- Born: Laura J. Niedernhofer October 6, 1964 (age 61)

= Laura Niedernhofer =

American academic

Laura J. Niedernhofer (born October 6, 1964) is an American professor of biochemistry, molecular biology, and biophysics, with expertise in the fields of DNA damage, repair, progeroid syndromes and cellular senescence

==Education and career==
Niedernhofer studied from 1981 to 1985 at Duke University graduating with a B.S. chemistry, from 1989 to 1990 at Georgetown University School of Medicine graduating with an M.S. in physiology, and from 1990 to 1992 at the University of Alabama at Birmingham with training in medicine. At Nashville's Vanderbilt University School of Medicine she studied from 1992 to 1996 graduating with a Ph.D. in biochemistry and from 1996 to 1998 graduating with an M.D. As a postdoc from 1999 to 2003, she studied mouse genetics under the supervision of Jan Hoeijmakers at Rotterdam's Erasmus University Medical Center. Niederhofer was from 2003 to 2012 an associate professor of microbiology and molecular genetics at the University of Pittsburgh and from 2012 to 2018 an associate professor of molecular medicine at the Florida campus of Scripps Research. At the University of Minnesota from 2018 to the present, she is a full professor of biochemistry, molecular biology, and biophysics and director of the Institute of the Biology of Aging and Metabolism, as well head of the Niedernhofer Lab.
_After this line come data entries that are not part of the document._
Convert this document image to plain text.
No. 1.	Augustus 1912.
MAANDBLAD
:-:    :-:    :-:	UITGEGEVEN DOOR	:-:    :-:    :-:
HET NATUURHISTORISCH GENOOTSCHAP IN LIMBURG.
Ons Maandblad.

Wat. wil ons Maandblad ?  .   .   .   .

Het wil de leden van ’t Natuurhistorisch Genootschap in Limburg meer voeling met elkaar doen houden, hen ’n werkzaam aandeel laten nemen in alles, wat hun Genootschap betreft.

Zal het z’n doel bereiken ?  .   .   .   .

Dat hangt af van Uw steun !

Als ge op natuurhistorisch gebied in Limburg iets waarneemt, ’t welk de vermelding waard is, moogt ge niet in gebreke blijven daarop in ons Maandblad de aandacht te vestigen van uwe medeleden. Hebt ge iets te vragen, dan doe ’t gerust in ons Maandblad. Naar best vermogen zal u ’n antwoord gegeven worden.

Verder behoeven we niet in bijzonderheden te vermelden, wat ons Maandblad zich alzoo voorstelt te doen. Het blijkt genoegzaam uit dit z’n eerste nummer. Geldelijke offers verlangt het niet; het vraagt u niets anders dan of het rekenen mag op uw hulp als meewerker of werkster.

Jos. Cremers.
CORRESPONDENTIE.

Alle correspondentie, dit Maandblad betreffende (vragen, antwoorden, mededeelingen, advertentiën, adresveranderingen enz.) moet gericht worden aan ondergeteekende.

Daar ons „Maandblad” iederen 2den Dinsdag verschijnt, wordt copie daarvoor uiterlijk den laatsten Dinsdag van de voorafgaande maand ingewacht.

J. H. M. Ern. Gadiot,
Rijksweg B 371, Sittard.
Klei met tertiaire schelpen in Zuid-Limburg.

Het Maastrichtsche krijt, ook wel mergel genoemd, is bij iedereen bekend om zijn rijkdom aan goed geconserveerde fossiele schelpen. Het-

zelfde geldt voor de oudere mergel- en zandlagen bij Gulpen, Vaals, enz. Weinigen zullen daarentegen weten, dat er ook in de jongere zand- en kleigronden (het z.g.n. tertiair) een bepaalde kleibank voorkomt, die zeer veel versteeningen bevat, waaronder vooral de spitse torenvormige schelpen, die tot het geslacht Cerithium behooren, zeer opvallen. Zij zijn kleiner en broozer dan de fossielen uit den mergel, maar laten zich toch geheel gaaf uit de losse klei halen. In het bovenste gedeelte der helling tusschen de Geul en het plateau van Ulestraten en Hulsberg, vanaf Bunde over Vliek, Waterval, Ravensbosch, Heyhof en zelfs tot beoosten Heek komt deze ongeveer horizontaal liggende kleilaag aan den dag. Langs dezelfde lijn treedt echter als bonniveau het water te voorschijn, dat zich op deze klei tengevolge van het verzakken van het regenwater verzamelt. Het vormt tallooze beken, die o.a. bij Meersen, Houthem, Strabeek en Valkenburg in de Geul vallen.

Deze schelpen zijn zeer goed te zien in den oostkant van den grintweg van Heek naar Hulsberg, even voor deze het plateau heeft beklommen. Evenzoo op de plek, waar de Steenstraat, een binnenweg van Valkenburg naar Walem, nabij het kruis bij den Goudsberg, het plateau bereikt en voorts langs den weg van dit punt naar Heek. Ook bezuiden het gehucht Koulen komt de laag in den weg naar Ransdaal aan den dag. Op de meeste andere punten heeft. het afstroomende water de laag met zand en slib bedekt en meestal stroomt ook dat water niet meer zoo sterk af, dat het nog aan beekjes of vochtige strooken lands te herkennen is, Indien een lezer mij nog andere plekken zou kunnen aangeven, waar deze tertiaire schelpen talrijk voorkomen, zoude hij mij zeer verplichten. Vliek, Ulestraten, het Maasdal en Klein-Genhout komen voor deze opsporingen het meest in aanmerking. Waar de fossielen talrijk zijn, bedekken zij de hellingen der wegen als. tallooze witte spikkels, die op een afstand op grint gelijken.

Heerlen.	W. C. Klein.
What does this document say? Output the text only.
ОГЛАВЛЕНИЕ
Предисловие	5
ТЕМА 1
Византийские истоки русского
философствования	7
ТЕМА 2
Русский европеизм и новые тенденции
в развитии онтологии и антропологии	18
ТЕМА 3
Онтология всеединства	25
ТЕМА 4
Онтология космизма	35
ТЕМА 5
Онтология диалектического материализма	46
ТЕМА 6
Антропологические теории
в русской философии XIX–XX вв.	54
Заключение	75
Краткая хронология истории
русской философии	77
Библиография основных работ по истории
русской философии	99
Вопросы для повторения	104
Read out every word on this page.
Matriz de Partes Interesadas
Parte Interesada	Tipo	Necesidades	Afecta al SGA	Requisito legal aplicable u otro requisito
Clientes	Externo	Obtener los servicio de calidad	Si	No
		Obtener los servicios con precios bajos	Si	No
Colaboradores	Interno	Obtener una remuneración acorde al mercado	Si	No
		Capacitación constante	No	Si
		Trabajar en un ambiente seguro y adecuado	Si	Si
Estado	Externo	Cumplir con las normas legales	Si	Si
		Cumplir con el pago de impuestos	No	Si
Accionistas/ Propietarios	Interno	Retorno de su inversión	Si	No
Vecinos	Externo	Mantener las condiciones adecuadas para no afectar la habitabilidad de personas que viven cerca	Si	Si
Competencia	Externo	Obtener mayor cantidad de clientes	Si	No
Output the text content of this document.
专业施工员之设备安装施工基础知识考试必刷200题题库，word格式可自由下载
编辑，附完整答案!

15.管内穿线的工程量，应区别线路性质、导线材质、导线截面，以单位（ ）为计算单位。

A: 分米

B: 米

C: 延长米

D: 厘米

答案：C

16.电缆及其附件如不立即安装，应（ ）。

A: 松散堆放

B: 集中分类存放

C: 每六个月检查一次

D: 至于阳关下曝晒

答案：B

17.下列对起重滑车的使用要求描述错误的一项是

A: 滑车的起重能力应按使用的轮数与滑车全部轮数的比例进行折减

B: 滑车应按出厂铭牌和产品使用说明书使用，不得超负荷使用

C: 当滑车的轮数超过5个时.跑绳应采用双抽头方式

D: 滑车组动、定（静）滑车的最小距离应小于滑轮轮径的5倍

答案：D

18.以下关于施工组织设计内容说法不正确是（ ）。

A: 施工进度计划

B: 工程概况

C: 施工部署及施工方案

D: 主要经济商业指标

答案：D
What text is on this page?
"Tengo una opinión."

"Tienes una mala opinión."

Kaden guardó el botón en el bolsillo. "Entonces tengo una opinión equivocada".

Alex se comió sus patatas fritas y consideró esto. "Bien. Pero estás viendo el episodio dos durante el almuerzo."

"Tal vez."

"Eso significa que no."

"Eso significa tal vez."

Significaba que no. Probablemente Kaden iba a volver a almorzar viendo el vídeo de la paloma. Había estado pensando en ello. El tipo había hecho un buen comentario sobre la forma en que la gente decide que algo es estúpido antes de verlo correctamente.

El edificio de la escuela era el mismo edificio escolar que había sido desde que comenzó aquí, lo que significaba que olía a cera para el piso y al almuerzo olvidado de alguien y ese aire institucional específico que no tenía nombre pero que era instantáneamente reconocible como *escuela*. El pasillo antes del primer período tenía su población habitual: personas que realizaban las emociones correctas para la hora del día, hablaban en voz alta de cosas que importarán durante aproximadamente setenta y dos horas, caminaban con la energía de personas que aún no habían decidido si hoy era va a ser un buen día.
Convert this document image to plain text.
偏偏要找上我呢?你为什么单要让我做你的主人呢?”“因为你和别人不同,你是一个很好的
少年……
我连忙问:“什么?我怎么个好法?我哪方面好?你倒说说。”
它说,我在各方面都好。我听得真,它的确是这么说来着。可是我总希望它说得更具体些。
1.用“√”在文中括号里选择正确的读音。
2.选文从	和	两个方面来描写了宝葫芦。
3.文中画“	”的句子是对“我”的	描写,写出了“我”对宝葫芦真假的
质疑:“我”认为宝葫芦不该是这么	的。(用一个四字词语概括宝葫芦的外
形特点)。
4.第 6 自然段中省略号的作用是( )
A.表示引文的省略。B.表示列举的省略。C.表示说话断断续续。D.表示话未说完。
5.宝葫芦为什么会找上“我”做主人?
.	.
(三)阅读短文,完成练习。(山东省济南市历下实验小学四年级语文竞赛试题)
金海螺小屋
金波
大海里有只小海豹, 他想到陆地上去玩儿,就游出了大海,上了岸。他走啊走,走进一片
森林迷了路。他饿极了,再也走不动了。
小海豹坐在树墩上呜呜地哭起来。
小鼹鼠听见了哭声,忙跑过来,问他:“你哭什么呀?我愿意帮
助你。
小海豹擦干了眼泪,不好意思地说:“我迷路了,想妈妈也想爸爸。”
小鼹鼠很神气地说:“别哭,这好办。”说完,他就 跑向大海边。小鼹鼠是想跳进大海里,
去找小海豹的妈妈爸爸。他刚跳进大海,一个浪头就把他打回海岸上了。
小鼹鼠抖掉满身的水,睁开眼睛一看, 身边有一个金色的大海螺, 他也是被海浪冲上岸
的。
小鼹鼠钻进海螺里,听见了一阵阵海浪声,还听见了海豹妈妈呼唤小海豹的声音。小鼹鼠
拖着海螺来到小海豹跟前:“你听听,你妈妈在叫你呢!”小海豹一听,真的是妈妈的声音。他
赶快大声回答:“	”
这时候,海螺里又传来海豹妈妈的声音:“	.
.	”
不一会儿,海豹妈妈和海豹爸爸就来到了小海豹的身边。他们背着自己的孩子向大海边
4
In 2017 Niedernhofer was one of fifteen recipients of the Glenn Award for Research in Biological Mechanisms of Aging. In 2018 she received the Vincent Cristofalo Rising Star Award in Aging Research from the American Federation for Aging Research.

==Selected publications==

- Niedernhofer, Laura J. (2003). "Malondialdehyde, a Product of Lipid Peroxidation, is Mutagenic in Human Cells"
- Zhu, Xu-Dong (2003). "ERCC1/XPF Removes the 3′ Overhang from Uncapped Telomeres and Represses Formation of Telomeric DNA-Containing Double Minute Chromosomes"
- Niedernhofer, Laura J. (2004). "The Structure-Specific Endonuclease Ercc1-XPF is Required to Resolve DNA Interstrand Cross-Link-Induced Double-Strand Breaks"
- Niedernhofer, Laura J. (2005). "Fanconi Anemia (Cross)linked to DNA Repair"
- Niedernhofer, Laura J. (2006). "A new progeroid syndrome reveals that genotoxic stress suppresses the somatotroph axis"
- Van Der Pluijm, Ingrid (2006). "Impaired Genome Maintenance Suppresses the Growth Hormone–Insulin-Like Growth Factor 1 Axis in Mice with Cockayne Syndrome"
- Jaspers, Nicolaas G.J. (2007). "First Reported Patient with Human ERCC1 Deficiency Has Cerebro-Oculo-Facio-Skeletal Syndrome with a Mild Defect in Nucleotide Excision Repair and Severe Developmental Failure"
- Ahmad, Anwaar (2008). "ERCC1-XPF Endonuclease Facilitates DNA Double-Strand Break Repair"
- Schumacher, Björn (2008). "Delayed and Accelerated Aging Share Common Longevity Assurance Mechanisms"
- Tilstra, J. S. (2011). "NF-κB in Aging and Disease"
- Tilstra, Jeremy S. (2012). "NF-κB inhibition delays DNA damage–induced senescence and aging in mice"
- Clauson, C. (2013). "Advances in Understanding the Complex Mechanisms of DNA Interstrand Cross-Link Repair"
- Fu, Lijuan (2014). "Tet-Mediated Formation of 5-Hydroxymethylcytosine in RNA"
- Zhu, Yi (2015). "The Achilles' heel of senescent cells: From transcriptome to senolytic drugs"
- Zhu, Yi (2016). "Identification of a novel senolytic agent, navitoclax, targeting the BCL-2 family of anti-apoptotic factors"
- Fuhrmann-Stroissnigg, Heike (2017). "Identification of HSP90 inhibitors as a novel class of senolytics"
- Kirkland, James L. (2017). "The Clinical Potential of Senolytic Drugs"
- Zhu, Y. (2017). "New agents that target senescent cells: The flavone, fisetin, and the BCL-X_{L} inhibitors, A1331852 and A1155463"
- Xu, Ming (2018). "Senolytics improve physical function and increase lifespan in old age"
- Yousefzadeh, Matthew J. (2018). "Fisetin is a senotherapeutic that extends health and lifespan"
- Gorgoulis, Vassilis (2019). "Cellular Senescence: Defining a Path Forward"
- Robbins, Paul D. (2021). "Senolytic Drugs: Reducing Senescent Cell Viability to Extend Health Span"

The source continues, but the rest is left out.